Pada tahun 1418, Sampar Hitam menyumbang sekitar 50.000 jenazah. Pada tahun 1572, ribuan korban pembantaian Hari Santo Bartolomeus dijejalkan ke dalam Saints-Innocents.a Khalayak ramai memprotes agar pekuburan ini ditutup saja. Sekitar dua juta mayat, adakalanya ditumpuk sedalam 10 meter, telah mengangkat permukaan tanahnya hingga lebih dari 2 meter. Pekuburan itu menjadi tempat subur penyakit menular, dan mengeluarkan bau tengik, yang konon dapat mengasamkan susu atau anggur. Akan tetapi, pemimpin agama menentang tuntutan agar pekuburan kota itu ditutup.
Pada tahun 1780, sebuah pekuburan umum terbuka dan memuntahkan jenazah-jenazah ke ruang bawah tanah di sekelilingnya. Habislah sudah kesabaran masyarakat! Pekuburan itu ditutup; dan penguburan dalam kota Paris pun dilarang. Pekuburan massal dikosongkan ke pertambangan Tombe-Issoire yang sudah tidak digunakan. Setiap malam selama 15 bulan, konvoi yang menyeramkan memindahkan tulang-tulang tersebut. Ini kemudian juga mencakup 17 pekuburan dan 300 tempat ibadat lain. Tulang-tulang itu dibuang ke lubang sedalam 17,5 meter, yang sekarang dilengkapi tangga dari jalan menuju katakomba tersebut.
Mengunjungi Katakomba Paris
Dari Alun-Alun Denfert-Rochereau, persis di sebelah selatan Latin Quarter di Paris, saya menuruni ke-91 anak tangga ke dalam katakomba. Pada tahun 1787, wanita-wanita bangsawan istana termasuk yang pertama-tama melihat tanah pekuburan bawah tanah ini dengan diterangi obor yang menyala. Dewasa ini, terdapat 160.000 pengunjung setiap tahunnya.

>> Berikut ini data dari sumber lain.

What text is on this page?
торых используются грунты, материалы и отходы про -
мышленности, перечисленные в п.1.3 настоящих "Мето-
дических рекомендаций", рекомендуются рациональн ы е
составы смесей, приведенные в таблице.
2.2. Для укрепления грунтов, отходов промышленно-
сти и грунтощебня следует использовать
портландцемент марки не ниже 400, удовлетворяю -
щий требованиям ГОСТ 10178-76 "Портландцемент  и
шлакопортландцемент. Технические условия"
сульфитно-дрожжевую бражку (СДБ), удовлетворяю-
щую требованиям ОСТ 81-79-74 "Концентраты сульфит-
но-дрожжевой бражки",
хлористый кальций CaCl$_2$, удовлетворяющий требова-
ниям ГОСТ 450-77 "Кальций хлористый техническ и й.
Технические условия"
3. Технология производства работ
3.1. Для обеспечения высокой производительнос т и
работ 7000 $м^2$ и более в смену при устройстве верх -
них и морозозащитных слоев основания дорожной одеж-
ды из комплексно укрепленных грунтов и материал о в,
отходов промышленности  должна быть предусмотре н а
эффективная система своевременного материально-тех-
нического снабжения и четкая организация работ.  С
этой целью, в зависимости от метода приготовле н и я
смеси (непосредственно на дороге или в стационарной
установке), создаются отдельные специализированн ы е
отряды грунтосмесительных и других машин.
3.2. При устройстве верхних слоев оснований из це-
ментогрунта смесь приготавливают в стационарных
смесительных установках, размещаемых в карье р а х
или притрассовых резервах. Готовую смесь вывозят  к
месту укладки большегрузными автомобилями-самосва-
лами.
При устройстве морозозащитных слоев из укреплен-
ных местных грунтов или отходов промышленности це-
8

Setibanya di ujung tangga, tibalah saya di rangkaian lorong yang seolah-olah tak berujung, tempat jenazah disimpan. Saya berjalan dengan sangat hati-hati, sambil merenungkan fakta bahwa katakomba itu luasnya lebih dari 11.000 meter persegi. Secara mengenaskan, seorang pria bernama Philibert Aspairt menjadi terkenal sewaktu ia mencoba menemukan jalan keluar dari lorong sepanjang ratusan kilometer ini. Pada tahun 1793, ia tersesat dalam jaringan rumit ini. Kerangkanya ditemukan 11 tahun kemudian, yang dikenali dari kunci-kunci dan pakaiannya.
Kira-kira 30 persen kawasan di bawah Paris telah ditambang. Untuk waktu yang lama, penambangan dilakukan secara tak terkendali. Akan tetapi, pada tahun 1774, 300 meter dari rue d’Enfer (Jalan Neraka, sekarang Denfert-Rochereau) ambruk menjadi jurang sedalam 30 meter. Paris terancam ambruk. Batu-batu yang ”kita lihat di atas permukaan”, seru seorang penulis, sedang ”lenyap di bawah kaki kita”. Untuk menyangga lorong bawah tanah ini, lengkungan yang besar pun dibangun.
”Sayang sekali, mereka tidak melapisi tanahnya sewaktu sedang membangun tempat ini,” keluh saya, sambil melihat sepatu saya yang berlumpur. Sambil bergerak perlahan di sebuah kubangan, saya berhasil meraih erat-erat sebuah pintu perunggu yang berat. Di balik pintu itu terdapat lorong dengan tembok-tembok yang dibangun dari tulang manusia. Tengkorak yang murung dan tulang-tulang kaki yang rapuh tersusun dalam barisan, dalam bentuk salib dan untaian sehingga menghadirkan suasana yang memilukan. Lempengan-lempengan berukirkan ayat Alkitab dan puisi mencerminkan renungan manusia akan makna kehidupan dan kematian.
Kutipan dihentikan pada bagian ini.